Aerospike have produced a tool, ASMT (Aerospike Shared Memory Tool), that allows the Aerospike primary index to be backed up on disk. This document describes its functionality and usage.

Why did Aerospike develop ASMT?

Aerospike developed ASMT to speed up graceful cold restarts when a restart of the underlying Linux instance is unavoidable. Each Aerospike namespace has a number of shared memory segments. When the Aerospike node shuts down, these segments remain in shared memory meaning that if the instance itself remains running and the asd process shutdown is clean, the Aerospike node fast restarts (also referred to as warm restarts). The advantage to a warm restart is primarily one of speed. The alternative is a cold start whereby the index is rebuilt by reading data back from disk. The key disadvantage to cold start is the time it takes. There are other issues that can manifest such as cold start refragmentation or resurrection of deleted records in a non-durable delete environment or, in a worst case scenario, cold start eviction. For these reasons it is always better to warm start when possible. There are circumstances where a warm start is not possible, for example, when the server itself is restarted and shared memory is lost, such as during OS/kernel patching.

How does ASMT work?

ASMT can work in either backup or restore mode. In backup mode, once Aerospike has been shutdown completely, ASMT writes a copy of the shared memory segments to disk. In a clean shutdown Aerospike tags the shared memory to let subsequent start ups know that the memory is safe to use. Without that tag ASMT will not backup shared memory segments as they may still be in use. Likewise, in restore mode, the datafiles previously written by ASMT are read and written back into shared memory which allows the Aerospike node to warm start.

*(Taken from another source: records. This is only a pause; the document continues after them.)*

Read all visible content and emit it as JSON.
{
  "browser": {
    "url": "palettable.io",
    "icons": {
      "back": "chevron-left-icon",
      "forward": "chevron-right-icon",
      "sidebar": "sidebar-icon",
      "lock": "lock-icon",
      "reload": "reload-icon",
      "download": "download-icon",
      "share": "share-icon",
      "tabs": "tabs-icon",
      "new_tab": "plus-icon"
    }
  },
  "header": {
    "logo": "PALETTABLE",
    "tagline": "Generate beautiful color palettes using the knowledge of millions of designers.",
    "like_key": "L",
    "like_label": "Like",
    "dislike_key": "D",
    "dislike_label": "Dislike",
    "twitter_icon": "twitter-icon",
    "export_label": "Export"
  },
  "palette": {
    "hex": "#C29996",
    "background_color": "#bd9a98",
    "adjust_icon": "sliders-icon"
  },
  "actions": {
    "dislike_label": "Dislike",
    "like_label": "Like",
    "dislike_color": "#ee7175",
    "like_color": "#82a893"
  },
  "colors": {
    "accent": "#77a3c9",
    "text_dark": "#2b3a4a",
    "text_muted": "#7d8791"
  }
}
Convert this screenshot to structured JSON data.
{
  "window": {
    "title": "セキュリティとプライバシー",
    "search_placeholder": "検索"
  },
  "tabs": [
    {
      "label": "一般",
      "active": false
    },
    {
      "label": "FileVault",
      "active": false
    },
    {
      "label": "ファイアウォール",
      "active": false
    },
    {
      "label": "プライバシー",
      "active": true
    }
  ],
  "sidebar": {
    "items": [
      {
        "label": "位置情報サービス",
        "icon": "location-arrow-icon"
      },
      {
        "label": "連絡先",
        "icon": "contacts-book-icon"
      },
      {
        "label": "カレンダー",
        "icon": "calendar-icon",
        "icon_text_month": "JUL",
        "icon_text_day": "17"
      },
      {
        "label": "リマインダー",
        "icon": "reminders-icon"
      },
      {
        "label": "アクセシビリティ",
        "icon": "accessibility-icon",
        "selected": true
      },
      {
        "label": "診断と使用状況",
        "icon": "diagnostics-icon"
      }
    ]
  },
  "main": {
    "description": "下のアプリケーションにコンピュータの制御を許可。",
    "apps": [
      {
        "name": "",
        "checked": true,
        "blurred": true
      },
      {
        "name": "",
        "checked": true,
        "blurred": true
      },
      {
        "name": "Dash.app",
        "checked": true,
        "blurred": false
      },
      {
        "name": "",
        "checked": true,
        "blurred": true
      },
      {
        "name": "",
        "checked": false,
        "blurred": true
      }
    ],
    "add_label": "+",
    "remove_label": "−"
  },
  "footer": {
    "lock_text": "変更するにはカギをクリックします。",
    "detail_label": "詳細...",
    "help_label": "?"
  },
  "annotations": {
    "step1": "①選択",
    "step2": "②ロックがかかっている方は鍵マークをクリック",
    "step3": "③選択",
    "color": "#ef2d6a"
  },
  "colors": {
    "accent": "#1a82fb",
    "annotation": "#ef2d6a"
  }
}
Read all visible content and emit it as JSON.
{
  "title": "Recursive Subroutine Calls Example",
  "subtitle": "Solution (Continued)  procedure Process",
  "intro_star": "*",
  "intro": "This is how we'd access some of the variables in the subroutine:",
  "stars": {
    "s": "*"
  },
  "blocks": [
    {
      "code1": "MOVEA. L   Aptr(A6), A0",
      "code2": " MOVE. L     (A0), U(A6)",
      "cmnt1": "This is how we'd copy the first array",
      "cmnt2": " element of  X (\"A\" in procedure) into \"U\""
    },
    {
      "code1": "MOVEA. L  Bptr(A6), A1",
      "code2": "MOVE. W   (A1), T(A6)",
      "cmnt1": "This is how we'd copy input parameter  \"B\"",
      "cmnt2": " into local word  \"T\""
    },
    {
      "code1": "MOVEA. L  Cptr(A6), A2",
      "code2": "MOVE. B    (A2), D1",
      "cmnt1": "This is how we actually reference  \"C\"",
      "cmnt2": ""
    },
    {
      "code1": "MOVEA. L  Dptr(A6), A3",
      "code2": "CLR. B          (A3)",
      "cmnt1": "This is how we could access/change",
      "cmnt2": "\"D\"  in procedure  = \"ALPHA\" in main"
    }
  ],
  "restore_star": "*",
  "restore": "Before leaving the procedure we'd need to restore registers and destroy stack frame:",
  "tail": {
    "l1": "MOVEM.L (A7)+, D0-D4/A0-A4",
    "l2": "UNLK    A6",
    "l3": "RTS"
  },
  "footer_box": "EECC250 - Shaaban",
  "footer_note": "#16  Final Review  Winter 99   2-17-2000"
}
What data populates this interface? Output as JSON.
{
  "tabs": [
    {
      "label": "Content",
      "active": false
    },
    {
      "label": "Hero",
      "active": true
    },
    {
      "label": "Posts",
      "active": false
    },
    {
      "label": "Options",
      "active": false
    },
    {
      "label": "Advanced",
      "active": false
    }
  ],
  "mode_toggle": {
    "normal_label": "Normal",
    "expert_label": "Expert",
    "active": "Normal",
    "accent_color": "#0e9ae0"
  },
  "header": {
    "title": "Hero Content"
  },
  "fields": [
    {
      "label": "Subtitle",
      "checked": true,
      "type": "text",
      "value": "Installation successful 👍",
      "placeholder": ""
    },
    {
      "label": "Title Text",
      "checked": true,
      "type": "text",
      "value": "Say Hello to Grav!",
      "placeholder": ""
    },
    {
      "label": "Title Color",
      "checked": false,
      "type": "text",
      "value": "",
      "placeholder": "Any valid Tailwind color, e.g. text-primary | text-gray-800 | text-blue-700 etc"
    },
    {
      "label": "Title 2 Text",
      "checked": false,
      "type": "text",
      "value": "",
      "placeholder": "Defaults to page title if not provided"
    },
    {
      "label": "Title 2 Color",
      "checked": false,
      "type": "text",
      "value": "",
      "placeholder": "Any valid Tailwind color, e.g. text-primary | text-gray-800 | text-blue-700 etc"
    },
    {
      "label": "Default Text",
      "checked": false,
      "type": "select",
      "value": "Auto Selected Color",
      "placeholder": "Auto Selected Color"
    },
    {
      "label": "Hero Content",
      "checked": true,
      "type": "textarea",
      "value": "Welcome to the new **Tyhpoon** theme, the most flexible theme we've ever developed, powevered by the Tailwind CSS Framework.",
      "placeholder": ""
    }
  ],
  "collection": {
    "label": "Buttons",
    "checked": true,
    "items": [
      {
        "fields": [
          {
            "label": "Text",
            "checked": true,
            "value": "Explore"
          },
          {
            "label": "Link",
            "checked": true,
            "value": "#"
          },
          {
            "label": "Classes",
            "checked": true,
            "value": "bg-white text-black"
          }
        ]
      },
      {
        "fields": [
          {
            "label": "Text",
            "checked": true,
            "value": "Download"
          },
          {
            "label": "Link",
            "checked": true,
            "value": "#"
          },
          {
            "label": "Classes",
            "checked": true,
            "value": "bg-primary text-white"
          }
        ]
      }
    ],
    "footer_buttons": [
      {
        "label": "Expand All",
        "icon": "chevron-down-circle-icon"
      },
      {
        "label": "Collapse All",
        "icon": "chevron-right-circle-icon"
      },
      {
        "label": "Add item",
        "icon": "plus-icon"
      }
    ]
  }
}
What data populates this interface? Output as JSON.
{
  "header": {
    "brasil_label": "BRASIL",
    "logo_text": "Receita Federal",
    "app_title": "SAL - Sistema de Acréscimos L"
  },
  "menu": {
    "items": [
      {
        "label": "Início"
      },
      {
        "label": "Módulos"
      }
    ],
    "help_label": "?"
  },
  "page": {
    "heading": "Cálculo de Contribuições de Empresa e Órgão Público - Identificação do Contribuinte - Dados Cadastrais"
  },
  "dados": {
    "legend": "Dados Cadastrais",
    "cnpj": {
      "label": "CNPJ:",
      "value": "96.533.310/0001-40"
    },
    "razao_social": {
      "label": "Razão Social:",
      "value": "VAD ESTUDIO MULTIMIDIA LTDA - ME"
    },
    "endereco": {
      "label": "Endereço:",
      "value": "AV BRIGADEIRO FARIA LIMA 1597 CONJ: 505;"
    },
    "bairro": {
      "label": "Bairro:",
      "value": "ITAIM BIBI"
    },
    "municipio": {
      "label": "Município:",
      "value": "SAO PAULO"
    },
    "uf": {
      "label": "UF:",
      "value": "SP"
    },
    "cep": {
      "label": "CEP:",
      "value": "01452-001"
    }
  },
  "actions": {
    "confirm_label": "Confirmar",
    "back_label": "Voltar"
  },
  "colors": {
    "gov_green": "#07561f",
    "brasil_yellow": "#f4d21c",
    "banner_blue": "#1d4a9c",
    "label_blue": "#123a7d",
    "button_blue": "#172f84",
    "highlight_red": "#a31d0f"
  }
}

Is it possible for ASMT to create a partial backup of a namespace?

No, ASMT is extremely conservative. Before copying any files to the filesystem it calculates the space required by the shared memory (base, tree and arenas) and it pre-allocates that space. If there is a failure mid way through the copying process, ASMT will remove all of the in progress files so that it is not possible to do an inadvertent partial restore. ASMT will also fail if it finds pre-existing files with the same name as the name it plans to use. ASMT does not remove any directories it creates if stopped during operation.

Is there any verification to confirm that ASMT has written files successfully?

Yes, ASMT can do a CRC check as a final step when writing files if the option -c is used. This would cause some overhead in the overall process unless the compression option is used, in which case there wouldn’t be any overhead.

Does ASMT backup all or some of the namespaces?

This is configurable, the default is that all namespaces are backed up. The -n option is used to select namespaces.

Can ASMT back up multiple Aerospike instances on the same server?

Yes, ASMT’s -i option will backup to or restore from shared memory of a specific instance number. This flag takes an integer for the instance number.

Can ASMT compress files?

Yes, the -z option selects compression. Compression level is not configurable. We have observed up to 30% compression in some of our tests. When using compression, adding the -c option for CRC check would not add any over head as it would be included as part of the compression.

Does ASMT have a ‘dry run’ mode?

Yes, the -a flag switches on analyse mode which runs like a backup or restore but does not read or write any files.

If records were deleted while Aerospike was down, will ASMT restore them?

Yes, ASMT will restore an image of the primary index prior to the server restart, if records were deleted in the interim these will return.

What return codes will ASMT return?

ASMT returns 0 for success and 1 for error.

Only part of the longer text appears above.